Casey cleared his throat and looked directly at Moon, his mother. ‘You were somewhat incoherent on the phone, Mum, so let me, first of all, make sure I've got this clear. You say one of you found Kris dead in one of the greenhouses and have yet to report his death?’
Moon nodded. Unsurprisingly, her normal, calm aura wasn't much in evidence this evening. Even under the flickering candlelight that lit the room but dimly, he could see her fingers moving restlessly at her throat as she fiddled with the little charm of Ganesh, the Hindu elephant-headed god of good fortune. This time, his failure to work his claimed magic had taken on epic proportions.
Moon's eyes, too, seemed restless; the gaze from the still vivid green eyes that were so like his own, kept sliding away from Casey's. He prayed this reluctance to hold his gaze wasn't an indication that Moon was guilty of rather more than just the concealment of two sudden deaths.
Casey continued. ‘And then, as if that wasn't enough to be going on with, for reasons that escape me, having failed to call for the police or an ambulance, you decided to move Callender's body to an outhouse before burying him in the garden. Have I got it right so far?’
His mother gave another reluctant nod.
But although Casey had claimed that the reasons for their actions had escaped him, he suspected that he understood the reasons only too well.
‘Were there any marks of violence on Kris Callender's body?’
‘None that I noticed, though I didn't look that closely,’ Moon admitted. ‘Besides, it was getting dark when I found his body.’
Casey felt a shiver of dread crawl down his spine. For that was the first time his mother had admitted that she had been
the one to find Callender's corpse. Uneasily, he wondered what other unwelcome admissions would follow.
He already suspected that Kris's body had been found lying amongst the cannabis crop which he knew they grew behind the house, concealed by a hedge, in one of the larger greenhouses, which location, for Casey, went some way to explaining their bizarre decision to bury him quietly without notifying anyone in authority of his death.
‘Tell me,’ he went on, although he doubted they would tell him the truth, ‘how did you all get on with the dead man? Was he well liked?’
A jangle of voices broke out at this point, all seeking to reassure him that Kris ‘Krishna’ Callender had been variously 'a great guy’, 'a hard worker, who always insisted on manning the market stall where we sell our produce, rather than following the rota as we used to’, 'a gentle, benevolent, deeply spiritual man’ and one who was ‘in touch with the earth’.
Whatever else he might have been, Kris Callender was certainly the latter now, Casey thought. But, having met Callender a number of times whilst visiting the smallholding, he suspected the man's right to join the queue for sainthood.

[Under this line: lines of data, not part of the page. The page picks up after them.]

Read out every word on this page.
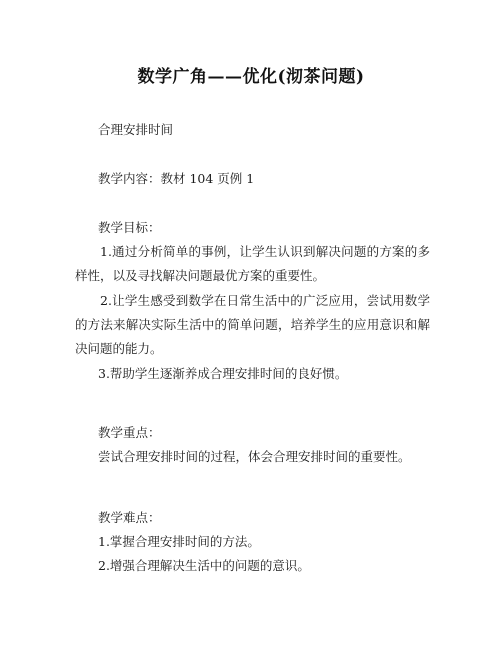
数学广角——优化(沏茶问题)
合理安排时间
教学内容：教材 104 页例 1
教学目标：
1.通过分析简单的事例，让学生认识到解决问题的方案的多样性，以及寻找解决问题最优方案的重要性。
2.让学生感受到数学在日常生活中的广泛应用，尝试用数学的方法来解决实际生活中的简单问题，培养学生的应用意识和解决问题的能力。
3.帮助学生逐渐养成合理安排时间的良好惯。
教学重点：
尝试合理安排时间的过程，体会合理安排时间的重要性。
教学难点：
1.掌握合理安排时间的方法。
2.增强合理解决生活中的问题的意识。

‘If he was murdered, it must have been an outsider that did it,’ Foxy Redfern insisted.
'I don't think, at this stage, that we can rely on that theory,’ Casey warned. ‘Though I agree that someone could have come in from outside.’ Their previously lax security made that a distinct possibility. It was the only aspect of this worrying situation that gave him hope. But even as he voiced the words he recalled the barking dogs: how likely was it that someone could approach the smallholding without the animals making a similar racket to the one that had heralded his arrival? Unless the mongrels had arrived after Callender's death. They were certainly new additions. He questioned them on this point; reluctantly, they admitted the dogs had arrived before Callender's death.